雇用と解雇が日常茶飯事なので、セーフティーネットがしっかりしていないと、社会不安を起こしてしまうのですね。
そのネットが機能不全なのに、長期雇用のシステムを放棄してしまった日本にとって、学ぶところが多いと思わされました。
一番感銘を受けたのは2点。
①勉強して、常に自己向上を図っていないと生きていけない
②高負担、高福祉を可能にするのは、市民相互の信頼感
①については、生活基盤を失ってもはい上がるためには、日々之鍛錬を要求される、ということなのでしょう。
一つの仕事がダメになっても、次へ向かっていかざるを得ない。
裏を返せば、生活の浮き沈みにいちいち負けることを許されない、非常に厳しい社会であるとも言えます。
②は、身につまされます。
向こう三軒両隣。
住人の顔、ろくに知りません。
毎月バカ高い税金取られていますが、それが社会の役に立っているという実感、全くありません。

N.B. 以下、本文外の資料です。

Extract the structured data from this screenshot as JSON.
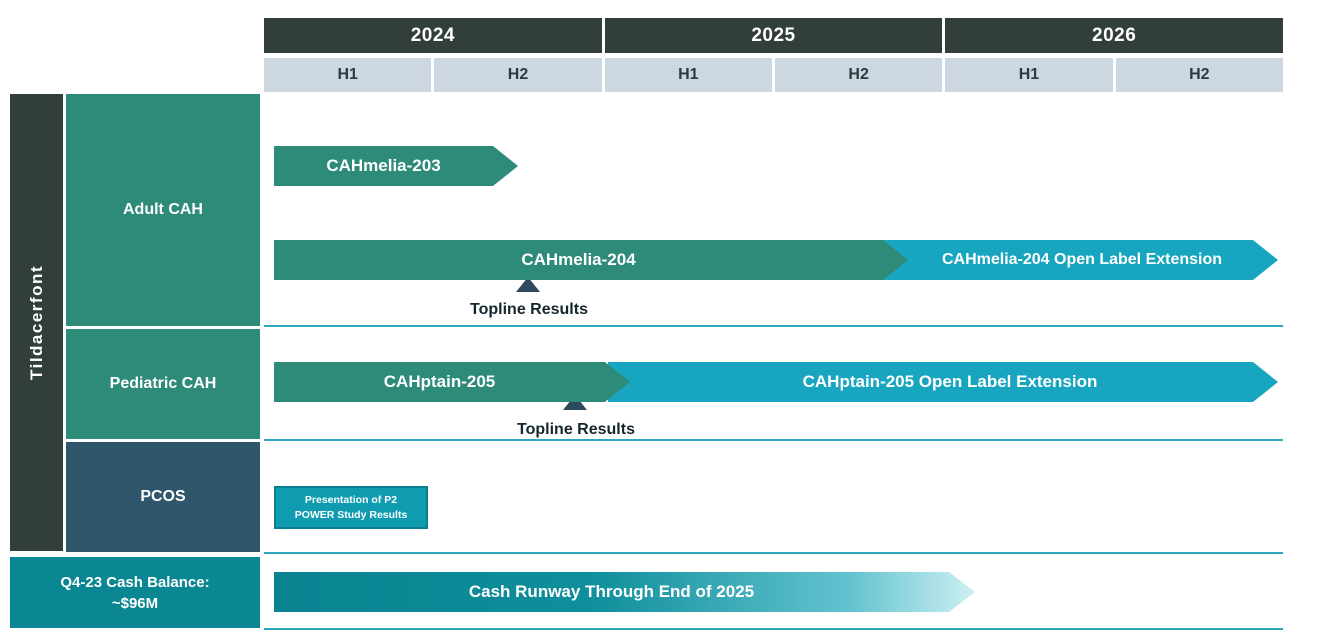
{
  "header": {
    "years": [
      {
        "label": "2024",
        "h1": "H1",
        "h2": "H2"
      },
      {
        "label": "2025",
        "h1": "H1",
        "h2": "H2"
      },
      {
        "label": "2026",
        "h1": "H1",
        "h2": "H2"
      }
    ]
  },
  "sidebar": {
    "program_label": "Tildacerfont",
    "row_adult": "Adult CAH",
    "row_pediatric": "Pediatric CAH",
    "row_pcos": "PCOS",
    "cash_balance_line1": "Q4-23 Cash Balance:",
    "cash_balance_line2": "~$96M"
  },
  "bars": {
    "cahmelia_203": "CAHmelia-203",
    "cahmelia_204": "CAHmelia-204",
    "cahmelia_204_ole": "CAHmelia-204 Open Label Extension",
    "cahptain_205": "CAHptain-205",
    "cahptain_205_ole": "CAHptain-205 Open Label Extension",
    "topline_adult": "Topline Results",
    "topline_pediatric": "Topline Results",
    "pcos_line1": "Presentation of  P2",
    "pcos_line2": "POWER Study Results",
    "cash_runway": "Cash Runway Through End of 2025"
  },
  "colors": {
    "header_dark": "#323e3c",
    "subheader_bg": "#ccd7e2",
    "teal": "#2e8b7a",
    "cyan": "#18a5c0",
    "slate": "#30566b",
    "cash_teal": "#0a8793",
    "separator_line": "#2fa6c0",
    "milestone_marker": "#2e4a5e"
  },
  "chart_data": {
    "type": "bar",
    "subtype": "gantt-timeline",
    "title": "Tildacerfont clinical program timeline",
    "time_axis": {
      "years": [
        2024,
        2025,
        2026
      ],
      "subdivisions": [
        "H1",
        "H2"
      ],
      "range": [
        2024.0,
        2027.0
      ]
    },
    "rows": [
      {
        "category": "Adult CAH",
        "bars": [
          {
            "label": "CAHmelia-203",
            "start": 2024.0,
            "end": 2024.75,
            "color_key": "teal"
          },
          {
            "label": "CAHmelia-204",
            "start": 2024.0,
            "end": 2025.9,
            "color_key": "teal"
          },
          {
            "label": "CAHmelia-204 Open Label Extension",
            "start": 2025.83,
            "end": 2027.0,
            "color_key": "cyan"
          }
        ],
        "milestones": [
          {
            "label": "Topline Results",
            "time": 2024.78,
            "attached_to": "CAHmelia-204"
          }
        ]
      },
      {
        "category": "Pediatric CAH",
        "bars": [
          {
            "label": "CAHptain-205",
            "start": 2024.0,
            "end": 2025.09,
            "color_key": "teal"
          },
          {
            "label": "CAHptain-205 Open Label Extension",
            "start": 2025.02,
            "end": 2027.0,
            "color_key": "cyan"
          }
        ],
        "milestones": [
          {
            "label": "Topline Results",
            "time": 2024.93,
            "attached_to": "CAHptain-205"
          }
        ]
      },
      {
        "category": "PCOS",
        "bars": [
          {
            "label": "Presentation of P2 POWER Study Results",
            "start": 2024.0,
            "end": 2024.45,
            "color_key": "teal-outlined-box"
          }
        ],
        "milestones": []
      },
      {
        "category": "Q4-23 Cash Balance: ~$96M",
        "bars": [
          {
            "label": "Cash Runway Through End of 2025",
            "start": 2024.0,
            "end": 2026.0,
            "color_key": "teal-gradient"
          }
        ],
        "milestones": []
      }
    ]
  }
}
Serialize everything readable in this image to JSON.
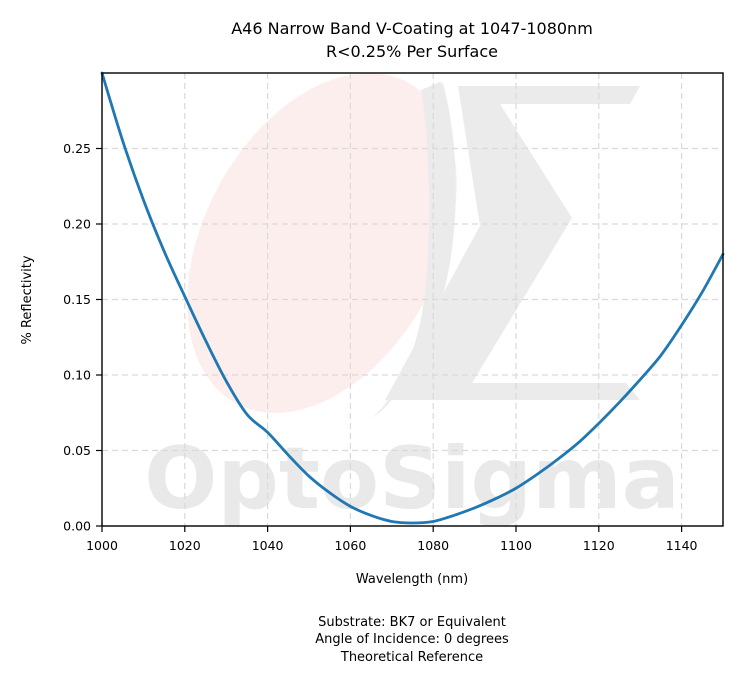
{
  "chart_data": {
    "type": "line",
    "title": "A46 Narrow Band V-Coating at 1047-1080nm",
    "subtitle": "R<0.25% Per Surface",
    "xlabel": "Wavelength (nm)",
    "ylabel": "% Reflectivity",
    "xlim": [
      1000,
      1150
    ],
    "ylim": [
      0,
      0.3
    ],
    "xticks": [
      1000,
      1020,
      1040,
      1060,
      1080,
      1100,
      1120,
      1140
    ],
    "xtick_labels": [
      "1000",
      "1020",
      "1040",
      "1060",
      "1080",
      "1100",
      "1120",
      "1140"
    ],
    "yticks": [
      0.0,
      0.05,
      0.1,
      0.15,
      0.2,
      0.25
    ],
    "ytick_labels": [
      "0.00",
      "0.05",
      "0.10",
      "0.15",
      "0.20",
      "0.25"
    ],
    "grid": true,
    "series": [
      {
        "color": "#1f77b4",
        "x": [
          1000,
          1005,
          1010,
          1015,
          1020,
          1025,
          1030,
          1035,
          1040,
          1045,
          1050,
          1055,
          1060,
          1065,
          1070,
          1075,
          1080,
          1085,
          1090,
          1095,
          1100,
          1105,
          1110,
          1115,
          1120,
          1125,
          1130,
          1135,
          1140,
          1145,
          1150
        ],
        "y": [
          0.3,
          0.255,
          0.216,
          0.182,
          0.152,
          0.123,
          0.096,
          0.074,
          0.062,
          0.047,
          0.033,
          0.022,
          0.013,
          0.007,
          0.003,
          0.002,
          0.003,
          0.007,
          0.012,
          0.018,
          0.025,
          0.034,
          0.044,
          0.055,
          0.068,
          0.082,
          0.097,
          0.113,
          0.133,
          0.155,
          0.18
        ]
      }
    ],
    "annotations": [
      "Substrate: BK7 or Equivalent",
      "Angle of Incidence: 0 degrees",
      "Theoretical Reference"
    ],
    "watermark": "OptoSigma"
  }
}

日本をアメリカ型の弱肉強食の国にするか、北欧型の高負担高福祉の国にするか。
アンケートを取ると、北欧型を選択する人が非常に多いそうです。
飛び抜けて豊かではないけれど、みんなそこそこ食える国。
そういう社会を作るためなら、自分の力と金を負担するのはやぶさかではない。
そういう答えが多いそうですから、日本は大変に成熟した市民意識の国だと思わされます。
残念ながら、それが発揮されるのは、いまのところ、大きな災害時ぐらいしかないのが実情。
生活保護ガメてシャブ買ってたヤー公
携帯代払えても給食費は払わないバカ親
なにがなんでも道路は造り続けると宣言する政治家
そういうニュースを見聞きするたびに、自分一人、マナーとやらを守って生きているのがバカバカしく思えてきます。
税金は、国という福祉システムの使用料である
それは頭で分かっていても、やはり、取られるという意識が先に立ってしまうのです。
人と人とが互いの良心を信じ合いながら暮らせるとしたら、それこそ、いまの日本に欠けているもの。
もちろん、いいことばかりではないでしょうが、一度機会があれば、北欧に住んでみたいものです。
でも、移住には、ムチャクチャ厳しい制限があります。
向こうの人と結婚するか、政治難民になるか、研究者か先端技術者として招請されないと、永住ビザが出ない。
カナダやオーストラリアでは、国債買うか投資するか、いずれにせよ数千万円はたけば永住ビザ出るようですが、北欧は本当に厳しい。
それでも、いつか、チャンスがあれば。
FXの腕さえ磨いておけば、電話線と銀行さえあれば、世界中どこでも食っていけます。
バイキングよろしく、かの地に殴り込んで一旗揚げたい。
そんな風に思う、きょうこのごろです。